The man driving must have looked back at me. His voice, strong and calm, floated into the back seat. He spoke, directly to me.
“It’s alright son,” he said. “It’s a terrible thing to leave your father.”
The words landed on me. I understood that he was being kind. I understood that he was telling me how he would feel, to be torn apart from his father. Or perhaps, to have his child taken from him.
Of course, I knew something else too: he was wrong. He was wrong about me, anyway. It was not a terrible thing for me to leave my father.
But in that moment I knew – discovered – a most important truth: we see things from where we stand. We judge things as they touch us, as we would feel them, not always as they really are felt by someone else.
The driver of the getaway car liberated me, that night, from the awful overheated, hopeless trap of our house. I knew it even before we had driven away, that’s what was happening. But he liberated me from something else too: myself.
In a sentence, that man – whose name I do not know – taught me that we each of us are always trapped in our own experience and feelings. It is natural, although it can produce impossibly wrong beliefs and decisions. And in that moment when I heard him, being so kind to me and yet so utterly mistaken about what was happening, I was moved. His kindness deserved respect; his wrongness (if that’s a word) deserved forgiveness.
The man was kind, and actually quite brave when you think about it to come and get us. He didn’t know us. When he spoke to me, with such earnest inaccuracy, “it’s a terrible thing” I knew that he had no idea what he was talking about. But I also knew to be quiet, to accept his kindness and not to argue the point. He felt it strongly. It was the truth for him. I stayed quiet in the backseat.
We drove.
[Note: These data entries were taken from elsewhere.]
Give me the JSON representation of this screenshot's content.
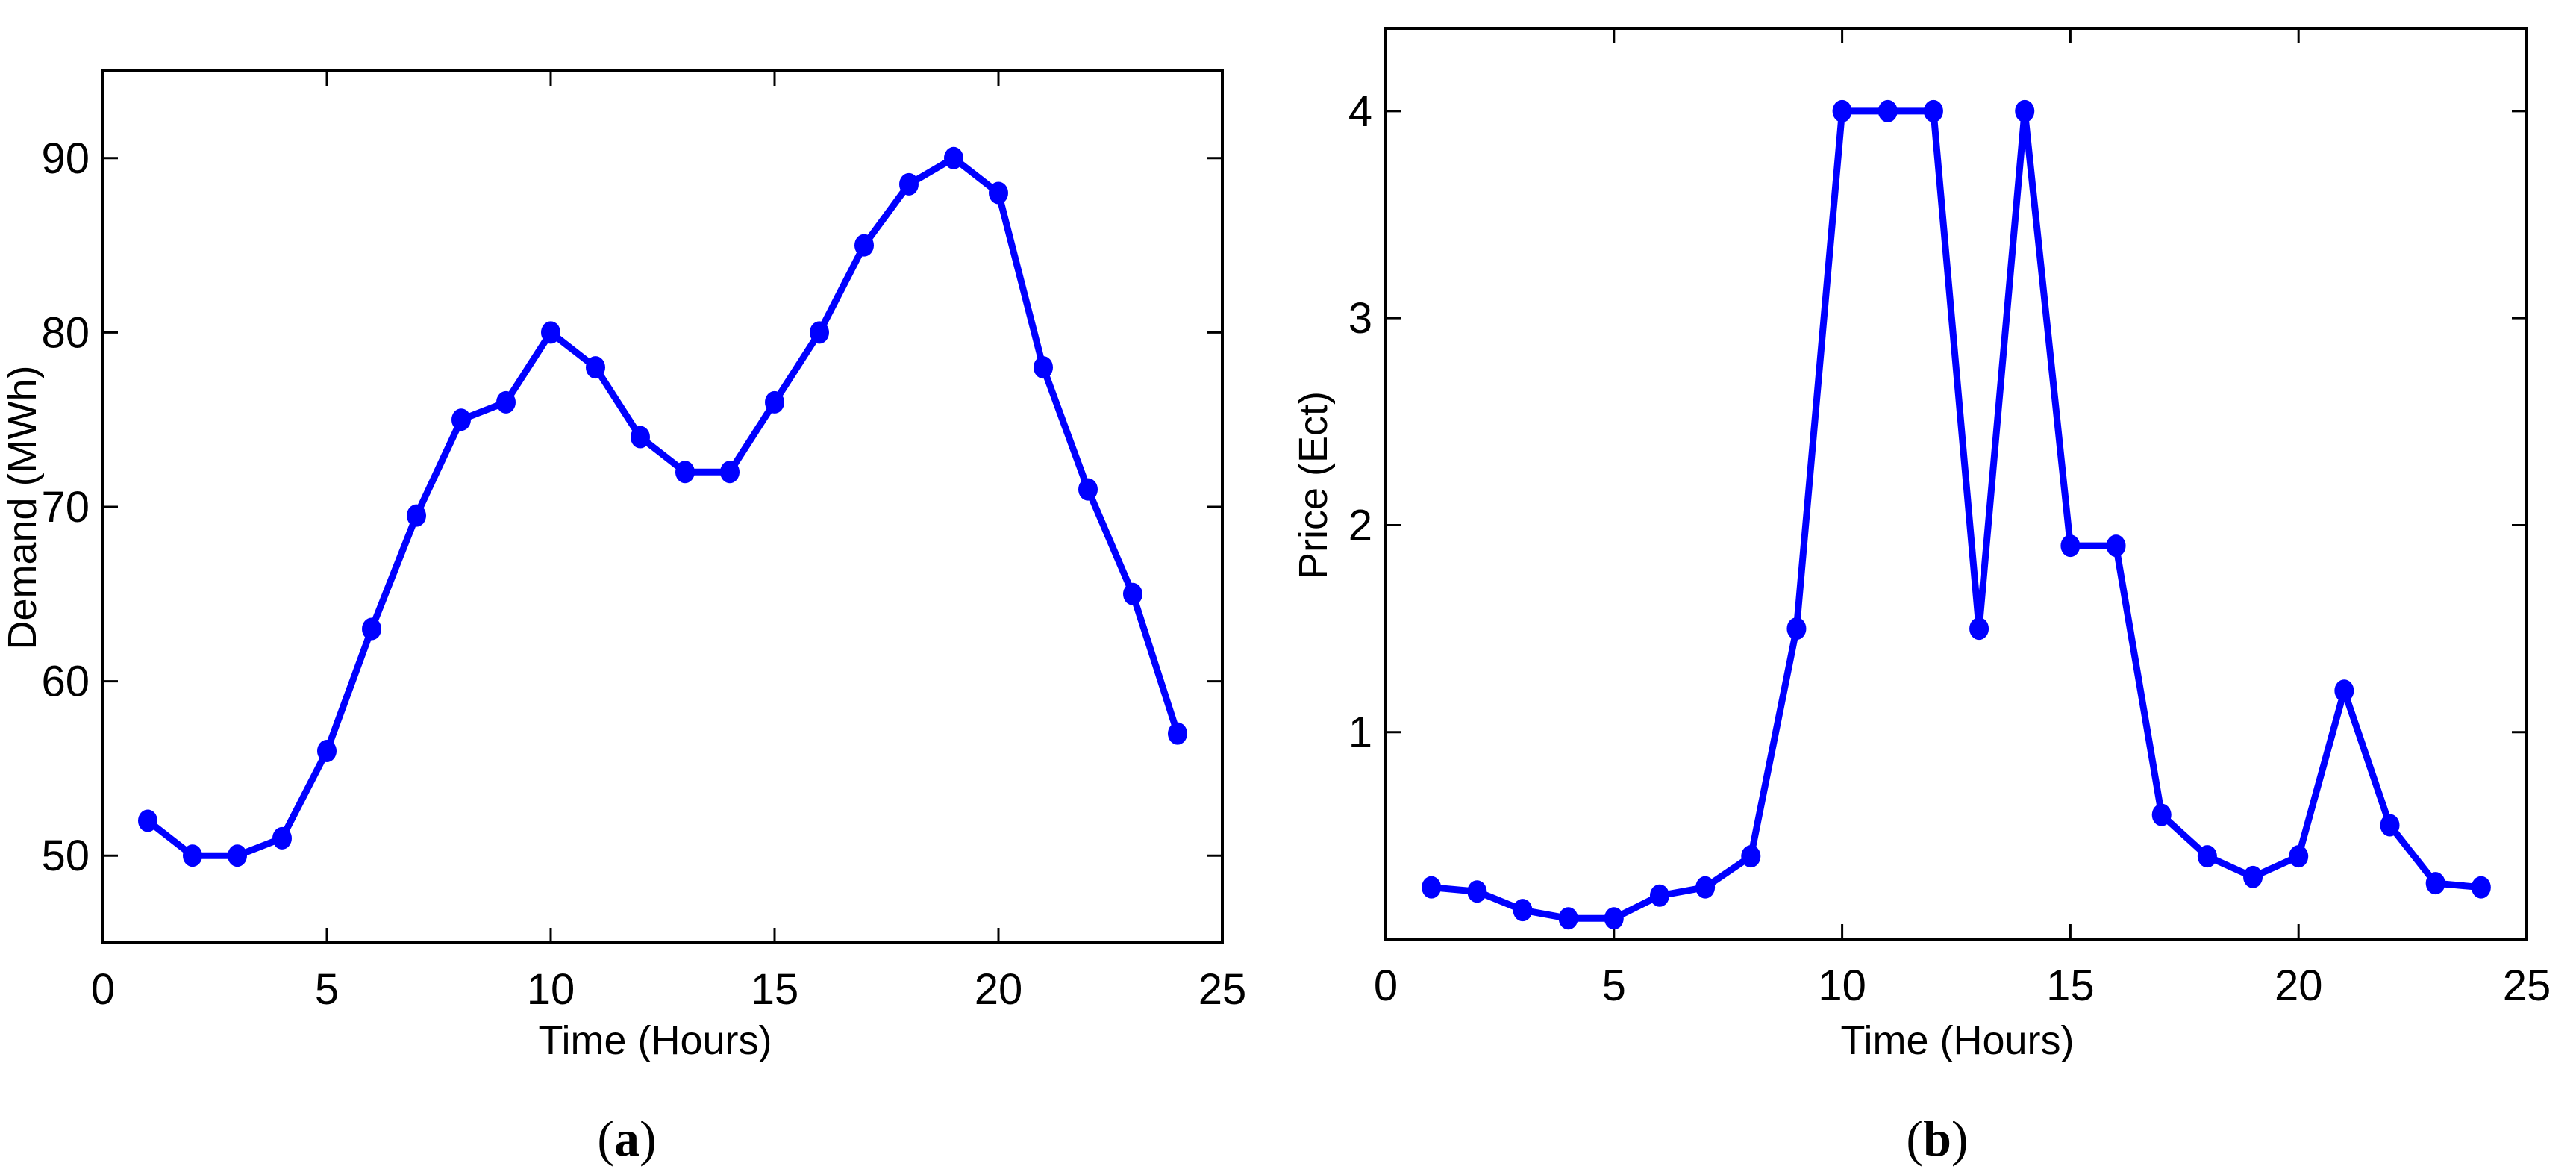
{
  "figure": {
    "panels": [
      {
        "caption_letter": "a",
        "xlabel": "Time (Hours)",
        "ylabel": "Demand (MWh)"
      },
      {
        "caption_letter": "b",
        "xlabel": "Time (Hours)",
        "ylabel": "Price (Ect)"
      }
    ]
  },
  "colors": {
    "series": "#0000ff",
    "axis": "#000000",
    "background": "#ffffff"
  },
  "chart_data": [
    {
      "type": "line",
      "title": "",
      "caption": "(a)",
      "xlabel": "Time (Hours)",
      "ylabel": "Demand (MWh)",
      "xlim": [
        0,
        25
      ],
      "ylim": [
        45,
        95
      ],
      "xticks": [
        0,
        5,
        10,
        15,
        20,
        25
      ],
      "yticks": [
        50,
        60,
        70,
        80,
        90
      ],
      "grid": false,
      "legend": null,
      "x": [
        1,
        2,
        3,
        4,
        5,
        6,
        7,
        8,
        9,
        10,
        11,
        12,
        13,
        14,
        15,
        16,
        17,
        18,
        19,
        20,
        21,
        22,
        23,
        24
      ],
      "series": [
        {
          "name": "Demand",
          "color": "#0000ff",
          "marker": "circle",
          "values": [
            52,
            50,
            50,
            51,
            56,
            63,
            69.5,
            75,
            76,
            80,
            78,
            74,
            72,
            72,
            76,
            80,
            85,
            88.5,
            90,
            88,
            78,
            71,
            65,
            57
          ]
        }
      ]
    },
    {
      "type": "line",
      "title": "",
      "caption": "(b)",
      "xlabel": "Time (Hours)",
      "ylabel": "Price (Ect)",
      "xlim": [
        0,
        25
      ],
      "ylim": [
        0,
        4.4
      ],
      "xticks": [
        0,
        5,
        10,
        15,
        20,
        25
      ],
      "yticks": [
        1,
        2,
        3,
        4
      ],
      "grid": false,
      "legend": null,
      "x": [
        1,
        2,
        3,
        4,
        5,
        6,
        7,
        8,
        9,
        10,
        11,
        12,
        13,
        14,
        15,
        16,
        17,
        18,
        19,
        20,
        21,
        22,
        23,
        24
      ],
      "series": [
        {
          "name": "Price",
          "color": "#0000ff",
          "marker": "circle",
          "values": [
            0.25,
            0.23,
            0.14,
            0.1,
            0.1,
            0.21,
            0.25,
            0.4,
            1.5,
            4,
            4,
            4,
            1.5,
            4,
            1.9,
            1.9,
            0.6,
            0.4,
            0.3,
            0.4,
            1.2,
            0.55,
            0.27,
            0.25
          ]
        }
      ]
    }
  ]
}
It was dark and silent. No one spoke. My mind was alight. People judge things from their own perspective. I knew it. It was wordless then – knowledge without a formula – an insight. Had I known to, I might have shouted “eureka!” (although that would have been quite rude.)
The truth of it pushed into me, like a sudden cool breeze shifting through tree branches. I felt different. This drive wasn’t just about getting away anymore. I knew that.
We drove on. I was half an hour older when the car reached my Aunt Ina’s house, but I was not the same eight year old boy when I got out. I was that night, and am this evening, grateful to the getaway car driver. He set us free from a life that had no future life, and he set me free – by accident – from the kind of certainty that almost always makes you wrong.